The cerebral cortex of unstressed (handling-habituated) rats has a higher number of low affinity GABA receptors than stressed (naive) rats. Foot shock stress delivered to unstressed rats decreases the density of cortical low affinity GABA receptors to the level found in the naive animals. The effect of stress on GABA receptors is mimicked by anxiogenic beta-carbolines, both after in vitro addition (10(-6) M) to cortical membrane preparations or after the in vivo administration (20 mg/kg IP) to unstressed rats.

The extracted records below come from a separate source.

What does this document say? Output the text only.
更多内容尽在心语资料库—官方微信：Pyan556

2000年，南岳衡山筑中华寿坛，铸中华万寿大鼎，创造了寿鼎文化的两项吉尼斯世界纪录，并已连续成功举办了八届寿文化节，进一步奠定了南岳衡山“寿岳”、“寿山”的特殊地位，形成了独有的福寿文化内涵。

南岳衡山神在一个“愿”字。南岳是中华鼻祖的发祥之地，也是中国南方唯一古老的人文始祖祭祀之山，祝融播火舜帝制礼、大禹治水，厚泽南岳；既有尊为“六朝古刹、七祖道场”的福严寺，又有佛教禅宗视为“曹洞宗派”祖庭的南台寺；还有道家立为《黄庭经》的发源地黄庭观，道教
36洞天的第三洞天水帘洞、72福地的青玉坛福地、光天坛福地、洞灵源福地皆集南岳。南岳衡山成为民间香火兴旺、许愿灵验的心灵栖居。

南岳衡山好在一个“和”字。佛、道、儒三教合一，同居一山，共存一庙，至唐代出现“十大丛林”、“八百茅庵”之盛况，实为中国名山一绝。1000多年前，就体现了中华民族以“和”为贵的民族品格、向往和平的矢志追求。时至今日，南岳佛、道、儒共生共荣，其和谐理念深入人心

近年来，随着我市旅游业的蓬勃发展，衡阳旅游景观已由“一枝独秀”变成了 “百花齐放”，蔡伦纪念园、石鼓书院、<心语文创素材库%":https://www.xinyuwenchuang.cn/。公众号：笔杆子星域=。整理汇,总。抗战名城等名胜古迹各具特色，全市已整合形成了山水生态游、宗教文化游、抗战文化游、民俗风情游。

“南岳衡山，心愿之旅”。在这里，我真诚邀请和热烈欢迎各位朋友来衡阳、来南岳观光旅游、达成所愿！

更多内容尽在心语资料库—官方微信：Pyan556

Vice versa, benzodiazepines or anxiolytic beta-carbolines (ZK 93423, 10(-5) M) added to membranes from naive rats increase GABA binding to the level of unstressed rats and remove the decrease in the density of GABA receptors elicited by anxiogenic beta-carbolines. Rats chronically treated with the anxiogenic beta-carboline, FG 7142 (15 mg/kg IP twice a day for 10 consecutive days) have an enhanced sensitivity to punishment at 5 and 15 days after the last treatment. The behavioural effect is paralleled by a marked decrease in the total number of cortical low affinity GABA receptors. Both biochemical and behavioural effects elicited by chronic FG 7142 are prevented by the concurrent administration of the benzodiazepine antagonist Ro15-1788. These results suggest that (a) anxiolytic beta-carbolines, like benzodiazepines, increase the GABAergic transmission, (b) acute and chronic anxiogenic beta-carboline administration, like stress, decreases GABAergic transmission. Since all these effects are antagonized by the benzodiazepine receptor blocker Ro15-1788, it is tempting to speculate that stress releases an endogenous ligand for benzodiazepine recognition sites.